Top 10 Hiring Mistakes, #8: Blowing the First 90 Days
A successful hire doesn’t end with a job offer and a handshake. “Welcome aboard” is just the beginning.
Even overachievers need support, direction and encouragement in their first 90 days, and HR training sessions and employee manuals won’t cut it. It’s up to you to help your new team member feel comfortable with her role and colleagues, or you might lose her. And that’s a hiring mistake you don’t want to make.
When I hire someone, I start by making the new employee’s success an explicit personal goal. This might sound something like:
By the end of 90 days:
I want the team to wonder how they got along before Mary joined.
I want Mary to say, “I never thought I’d enjoy a job so much.”
I want to be excited about Mary’s contribution to the organization’s future.
The particulars of these goals can vary, of course. The point is to imagine what a “win” might be for Mary – and for you. Like any goal, you have to make it a reality by doing what it takes to get there, not just talking about it.
If you want to do “onboarding” right, I recommend the following approaches:
1) Everyone pitches in: Your team may need to be reminded to make an extra effort to be welcoming. Just as the human body can reject a transplanted organ, existing teams can be hostile to new members without the right groundwork. Getting your team involved in the hiring process is a good start; but don’t stop there. Ask the team for thoughts about how to make the new person feel welcome, perhaps something that helped them in their early days on the job. Just reminding the team about first-day anxiety will communicate a level of care that can pay dividends.
2) Cut ‘em some slack: A new hire can put herself under a tremendous amount of pressure to get results right away, the better to show the team what she’s made of. Ask her not to go all out right away. Her first few months should be spent listening, observing, getting to know her teammates, and building trust. Tell her you know she’ll do well – that’s why you hired her. But for now, “job one” is to build trust and to learn from her new colleagues.
3) Get the feedback going: Ask your newcomer for permission to provide frank, real-time feedback (which doesn’t mean you’ll be breathing down her neck – it means you’ll be there to offer help and suggestions.) Likewise, tell her that you’ll want to hear her unvarnished perspective on the way you work – so the feedback goes both ways. In order to make the process more effective, bear in mind that the best feedback happens in real time. If you can catch someone in the moment, while the teaching opportunity is still fresh, it’s better than calling her into your office for a performance summit days or weeks later. Just after a meeting, call or conversation, it should be no big deal to say, “I noticed a bit of tension when… I wonder if we might explore what you were thinking when… Or, tell me if I’m helping when I…”

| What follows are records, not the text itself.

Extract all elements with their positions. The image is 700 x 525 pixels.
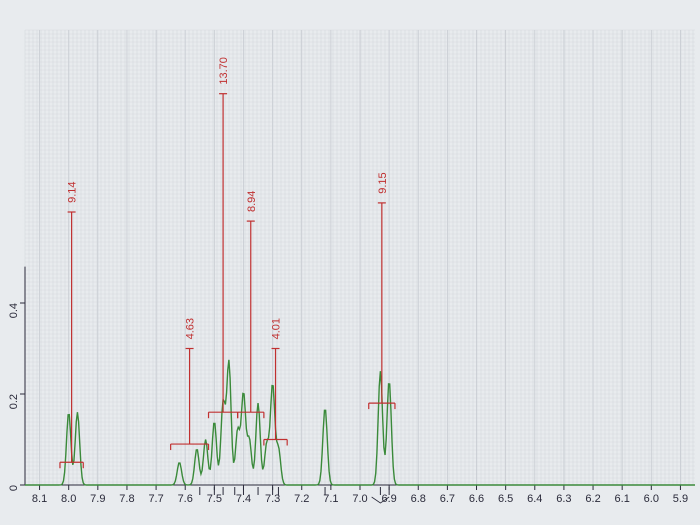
integration-label: 13.70 [218, 57, 230, 85]
svg-text:5.9: 5.9 [673, 493, 688, 505]
integration-label: 8.94 [246, 191, 258, 212]
svg-text:8.1: 8.1 [32, 493, 47, 505]
svg-text:0.4: 0.4 [8, 303, 20, 318]
svg-text:0.2: 0.2 [8, 394, 20, 409]
svg-text:6.3: 6.3 [556, 493, 571, 505]
svg-text:6.4: 6.4 [527, 493, 542, 505]
integration-label: 9.15 [377, 172, 389, 193]
svg-text:8.0: 8.0 [61, 493, 76, 505]
svg-text:0: 0 [8, 485, 20, 491]
svg-text:7.6: 7.6 [178, 493, 193, 505]
svg-text:6.2: 6.2 [585, 493, 600, 505]
integration-label: 4.01 [271, 318, 283, 339]
svg-text:6.8: 6.8 [411, 493, 426, 505]
svg-text:6.6: 6.6 [469, 493, 484, 505]
nmr-svg: 8.18.07.97.87.77.67.57.47.37.27.17.06.96… [0, 0, 700, 525]
svg-text:6.0: 6.0 [644, 493, 659, 505]
svg-text:7.0: 7.0 [352, 493, 367, 505]
svg-text:6.7: 6.7 [440, 493, 455, 505]
svg-text:7.2: 7.2 [294, 493, 309, 505]
svg-text:6.1: 6.1 [615, 493, 630, 505]
svg-text:7.9: 7.9 [90, 493, 105, 505]
integration-label: 4.63 [185, 318, 197, 339]
integration-label: 9.14 [67, 181, 79, 202]
svg-text:6.5: 6.5 [498, 493, 513, 505]
nmr-chart: 8.18.07.97.87.77.67.57.47.37.27.17.06.96… [0, 0, 700, 525]
svg-text:7.7: 7.7 [148, 493, 163, 505]
svg-text:7.8: 7.8 [119, 493, 134, 505]
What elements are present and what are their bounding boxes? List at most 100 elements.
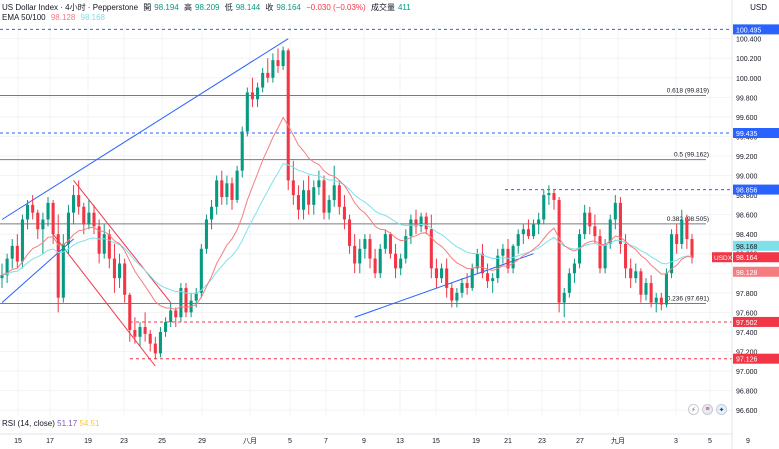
candle-body <box>572 263 576 274</box>
flag-eu-icon[interactable]: ✦ <box>716 404 727 415</box>
ema-legend[interactable]: EMA 50/100 98.128 98.168 <box>2 13 108 23</box>
candle-body <box>383 234 387 249</box>
rsi-value: 51.17 <box>57 419 78 428</box>
candle-body <box>690 239 694 258</box>
candle-body <box>496 255 500 279</box>
candle-body <box>353 245 357 264</box>
level-price-tag <box>733 184 779 195</box>
time-axis[interactable]: 15 17 19 23 25 29 八月 5 7 9 13 15 19 21 23 27 九月 3 5 9 <box>0 433 750 445</box>
candle-body <box>629 268 633 279</box>
candle-body <box>588 212 592 227</box>
downtrend-line-lower[interactable] <box>52 233 156 367</box>
level-price-tag <box>733 24 779 35</box>
candle-body <box>118 263 122 279</box>
x-tick-label: 九月 <box>611 436 625 445</box>
candle-body <box>199 248 203 293</box>
y-tick-label: 97.000 <box>736 369 758 376</box>
level-price-text: 97.126 <box>736 357 758 364</box>
x-tick-label: 19 <box>84 438 92 445</box>
candle-body <box>87 212 91 225</box>
candle-body <box>51 202 55 235</box>
fib-level-label: 0.618 (99.819) <box>667 87 709 94</box>
candle-body <box>317 180 321 188</box>
price-levels: 0.618 (99.819) 0.5 (99.162) 0.382 (98.505)… <box>0 28 732 360</box>
uptrend-line-lower[interactable] <box>1 238 74 303</box>
candle-body <box>245 92 249 132</box>
candle-body <box>230 183 234 200</box>
fib-level-label: 0.5 (99.162) <box>674 152 709 159</box>
x-tick-label: 29 <box>198 438 206 445</box>
price-axis[interactable]: 100.400100.200100.00099.80099.60099.4009… <box>712 0 779 449</box>
candle-body <box>639 271 643 295</box>
candle-body <box>92 212 96 227</box>
y-tick-label: 98.400 <box>736 232 758 239</box>
candle-body <box>194 292 198 301</box>
symbol-header: US Dollar Index · 4小时 · Pepperstone 開 98.… <box>2 3 411 12</box>
candle-body <box>312 187 316 205</box>
candle-body <box>486 273 490 282</box>
price-tag <box>733 240 779 251</box>
rsi-legend[interactable]: RSI (14, close) 51.17 54.51 <box>2 419 99 428</box>
y-tick-label: 99.800 <box>736 95 758 102</box>
candle-body <box>220 180 224 198</box>
candle-body <box>322 180 326 213</box>
candle-body <box>235 170 239 200</box>
candle-body <box>179 287 183 318</box>
x-tick-label: 15 <box>14 438 22 445</box>
candle-body <box>659 297 663 305</box>
x-tick-label: 15 <box>432 438 440 445</box>
candle-body <box>593 226 597 237</box>
candle-body <box>102 234 106 254</box>
y-tick-label: 100.400 <box>736 37 761 44</box>
candle-body <box>552 193 556 200</box>
candle-body <box>445 268 449 288</box>
x-tick-label: 3 <box>674 438 678 445</box>
level-price-text: 99.435 <box>736 131 758 138</box>
level-price-tag <box>733 127 779 138</box>
candle-body <box>41 219 45 230</box>
candle-body <box>537 219 541 225</box>
uptrend-line-mid[interactable] <box>354 253 534 318</box>
candle-body <box>414 219 418 227</box>
level-price-tag <box>733 353 779 364</box>
fib-level-label: 0.382 (98.505) <box>667 216 709 223</box>
candle-body <box>434 268 438 279</box>
rsi-label: RSI (14, close) <box>2 419 55 428</box>
flag-us-icon[interactable]: ≡ <box>702 404 713 415</box>
candle-body <box>31 204 35 213</box>
candle-body <box>307 190 311 205</box>
y-tick-label: 97.800 <box>736 291 758 298</box>
trend-lines <box>1 38 534 367</box>
lightning-icon[interactable]: ⚡ <box>688 404 699 415</box>
candle-body <box>613 202 617 220</box>
ema50-line[interactable] <box>1 116 693 310</box>
candle-body <box>153 343 157 354</box>
candle-body <box>261 72 265 88</box>
ema100-line[interactable] <box>1 163 693 295</box>
candle-body <box>291 180 295 196</box>
currency-label: USD <box>750 3 767 12</box>
chart-grid <box>0 24 732 415</box>
y-tick-label: 100.200 <box>736 56 761 63</box>
rsi-ma-value: 54.51 <box>79 419 100 428</box>
candle-body <box>419 216 423 227</box>
x-tick-label: 5 <box>288 438 292 445</box>
symbol-tag <box>712 252 732 263</box>
candle-body <box>348 219 352 246</box>
y-tick-label: 97.400 <box>736 330 758 337</box>
x-tick-label: 23 <box>120 438 128 445</box>
downtrend-line-upper[interactable] <box>73 180 172 303</box>
fib-level-label: 0.236 (97.691) <box>667 295 709 302</box>
candle-body <box>20 219 24 262</box>
candle-body <box>373 258 377 274</box>
y-tick-label: 96.600 <box>736 408 758 415</box>
candle-body <box>424 216 428 230</box>
candle-body <box>460 283 464 293</box>
event-icons[interactable]: ⚡ ≡ ✦ <box>688 404 727 415</box>
uptrend-line-upper[interactable] <box>1 38 289 220</box>
x-tick-label: 25 <box>158 438 166 445</box>
candle-body <box>470 268 474 288</box>
candle-body <box>61 243 65 298</box>
symbol-title: US Dollar Index · 4小时 · Pepperstone <box>2 3 139 12</box>
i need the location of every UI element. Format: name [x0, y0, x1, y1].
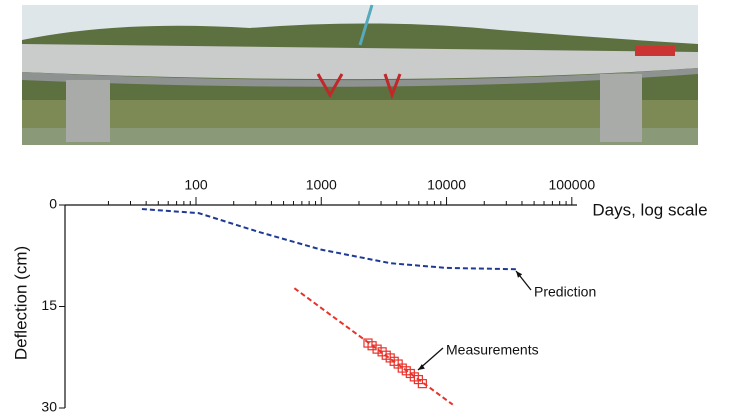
series-line: [141, 208, 519, 271]
river: [22, 128, 698, 145]
x-tick-label: 1000: [306, 177, 337, 193]
y-axis-label: Deflection (cm): [11, 246, 30, 360]
y-tick-label: 0: [49, 196, 57, 212]
x-axis-label: Days, log scale: [592, 200, 707, 219]
marker: [372, 344, 382, 354]
bridge-girder: [22, 68, 698, 87]
crane: [358, 4, 374, 46]
x-tick-label: 100: [184, 177, 208, 193]
marker: [367, 341, 377, 351]
series-label: Prediction: [534, 284, 596, 300]
marker: [417, 379, 427, 389]
truck: [635, 46, 675, 56]
pier: [600, 74, 642, 142]
x-tick-label: 100000: [548, 177, 595, 193]
town: [22, 100, 698, 130]
pier: [66, 80, 110, 142]
series-line: [293, 287, 454, 406]
supports: [316, 73, 402, 100]
x-tick-label: 10000: [427, 177, 466, 193]
series-label: Measurements: [446, 342, 539, 358]
y-tick-label: 15: [41, 297, 57, 313]
y-tick-label: 30: [41, 399, 57, 415]
arrow-head: [516, 271, 523, 278]
bridge-photo: [22, 4, 698, 146]
arrow-head: [418, 364, 425, 370]
bridge-deck: [22, 44, 698, 80]
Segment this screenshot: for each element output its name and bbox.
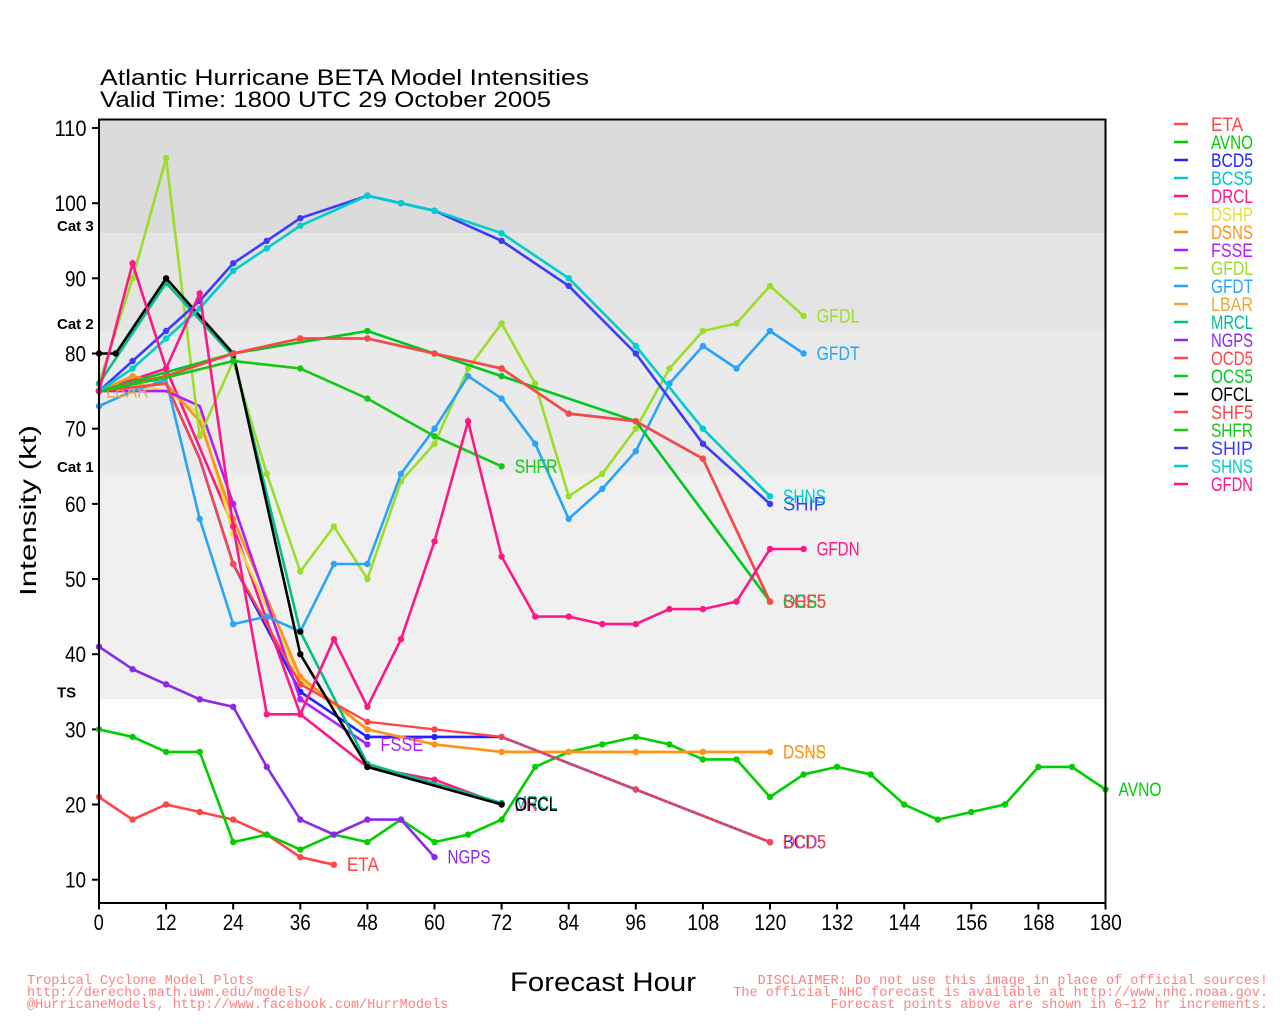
svg-text:BCS5: BCS5 <box>1211 169 1253 190</box>
svg-text:Cat 1: Cat 1 <box>57 459 94 476</box>
svg-text:DSHP: DSHP <box>1211 205 1253 226</box>
svg-text:Cat 3: Cat 3 <box>57 218 94 235</box>
svg-text:Tropical Cyclone Model Plots: Tropical Cyclone Model Plots <box>27 974 254 989</box>
svg-text:0: 0 <box>94 910 104 935</box>
svg-text:120: 120 <box>754 910 786 935</box>
svg-text:http://derecho.math.uwm.edu/mo: http://derecho.math.uwm.edu/models/ <box>27 986 311 1001</box>
svg-text:84: 84 <box>558 910 579 935</box>
svg-text:SHFR: SHFR <box>515 457 558 478</box>
svg-text:90: 90 <box>65 266 86 291</box>
svg-text:144: 144 <box>889 910 921 935</box>
svg-text:Cat 2: Cat 2 <box>57 316 94 333</box>
svg-text:70: 70 <box>65 417 86 442</box>
svg-text:TS: TS <box>57 684 76 701</box>
svg-text:168: 168 <box>1023 910 1055 935</box>
svg-text:ETA: ETA <box>347 855 379 876</box>
svg-text:OFCL: OFCL <box>1211 385 1253 406</box>
svg-text:MRCL: MRCL <box>515 794 558 815</box>
svg-text:FSSE: FSSE <box>1211 241 1253 262</box>
svg-text:BCD5: BCD5 <box>1211 151 1253 172</box>
svg-text:48: 48 <box>357 910 378 935</box>
svg-text:OFCL: OFCL <box>515 795 558 816</box>
svg-text:24: 24 <box>223 910 244 935</box>
svg-text:10: 10 <box>65 868 86 893</box>
svg-text:Valid Time: 1800 UTC 29 Octobe: Valid Time: 1800 UTC 29 October 2005 <box>100 87 551 112</box>
svg-text:LBAR: LBAR <box>1211 295 1253 316</box>
svg-text:110: 110 <box>55 116 87 141</box>
svg-text:ETA: ETA <box>1211 115 1243 136</box>
svg-text:SHF5: SHF5 <box>1211 403 1253 424</box>
svg-text:OCD5: OCD5 <box>783 833 826 854</box>
svg-text:Intensity (kt): Intensity (kt) <box>15 425 41 596</box>
svg-text:180: 180 <box>1090 910 1122 935</box>
svg-text:Forecast Hour: Forecast Hour <box>510 967 696 997</box>
svg-text:NGPS: NGPS <box>448 848 491 869</box>
svg-text:DSHP: DSHP <box>783 742 826 763</box>
svg-text:BCS5: BCS5 <box>783 592 826 613</box>
svg-text:30: 30 <box>65 717 86 742</box>
svg-text:OCS5: OCS5 <box>1211 367 1253 388</box>
svg-text:DRCL: DRCL <box>515 795 558 816</box>
svg-text:DSNS: DSNS <box>783 742 826 763</box>
svg-text:OCD5: OCD5 <box>1211 349 1253 370</box>
svg-text:80: 80 <box>65 342 86 367</box>
svg-text:GFDT: GFDT <box>817 344 860 365</box>
svg-text:156: 156 <box>956 910 988 935</box>
svg-text:DRCL: DRCL <box>1211 187 1253 208</box>
svg-text:GFDN: GFDN <box>817 540 860 561</box>
svg-text:Forecast points above are show: Forecast points above are shown in 6–12 … <box>831 998 1268 1013</box>
svg-text:GFDT: GFDT <box>1211 277 1253 298</box>
svg-text:@HurricaneModels, http://www.f: @HurricaneModels, http://www.facebook.co… <box>27 998 448 1013</box>
svg-text:108: 108 <box>687 910 719 935</box>
svg-text:AVNO: AVNO <box>1211 133 1253 154</box>
svg-text:SHF5: SHF5 <box>783 592 826 613</box>
svg-text:DISCLAIMER: Do not use this im: DISCLAIMER: Do not use this image in pla… <box>758 974 1268 989</box>
svg-text:MRCL: MRCL <box>1211 313 1253 334</box>
svg-text:NGPS: NGPS <box>1211 331 1253 352</box>
svg-text:GFDN: GFDN <box>1211 475 1253 496</box>
svg-text:36: 36 <box>290 910 311 935</box>
svg-text:The official NHC forecast is a: The official NHC forecast is available a… <box>733 986 1268 1001</box>
svg-text:DSNS: DSNS <box>1211 223 1253 244</box>
svg-text:GFDL: GFDL <box>817 306 860 327</box>
svg-text:60: 60 <box>65 492 86 517</box>
svg-text:BCD5: BCD5 <box>783 833 826 854</box>
svg-text:100: 100 <box>55 191 87 216</box>
svg-text:50: 50 <box>65 567 86 592</box>
svg-text:72: 72 <box>491 910 512 935</box>
svg-text:OCS5: OCS5 <box>783 592 826 613</box>
svg-text:AVNO: AVNO <box>1119 780 1162 801</box>
svg-text:12: 12 <box>156 910 177 935</box>
svg-text:SHIP: SHIP <box>1211 439 1253 460</box>
svg-text:96: 96 <box>625 910 646 935</box>
svg-text:20: 20 <box>65 793 86 818</box>
svg-text:SHFR: SHFR <box>1211 421 1253 442</box>
svg-text:60: 60 <box>424 910 445 935</box>
svg-text:132: 132 <box>821 910 853 935</box>
svg-text:SHNS: SHNS <box>1211 457 1253 478</box>
svg-text:FSSE: FSSE <box>380 735 423 756</box>
svg-text:40: 40 <box>65 642 86 667</box>
svg-text:SHIP: SHIP <box>783 494 826 515</box>
svg-text:Atlantic Hurricane BETA Model: Atlantic Hurricane BETA Model Intensitie… <box>100 65 589 90</box>
svg-text:SHNS: SHNS <box>783 487 826 508</box>
svg-text:GFDL: GFDL <box>1211 259 1253 280</box>
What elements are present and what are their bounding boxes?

4) Be clear: There should be no doubt about the new hire’s roles, her reporting relationships, and, once acclimated, what she’ll be expected to deliver. But remember that over the long haul, successful hires do far more than just “get work done”. They do their jobs in a way that empowers others, builds the organization, reduces conflict and creates harmony. Remember, people are hired for what they can do, but get fired for how they go about it. Remind your new hires that the “how” can be more important than the what – and give them the coaching they need to understand what that means.
5) Values – show, don’t tell: It’s easy to rattle off a list of virtues when you’re describing what your organization is all about. Companies love to talk about the importance of integrity, cooperation and social responsibility. But you’re fooling yourself if you think you can teach your employees virtues by reading them from the handbook. Your organization’s values come from where it spends its time, money, and energy. And perhaps more than that, how its people act, and the choices they make.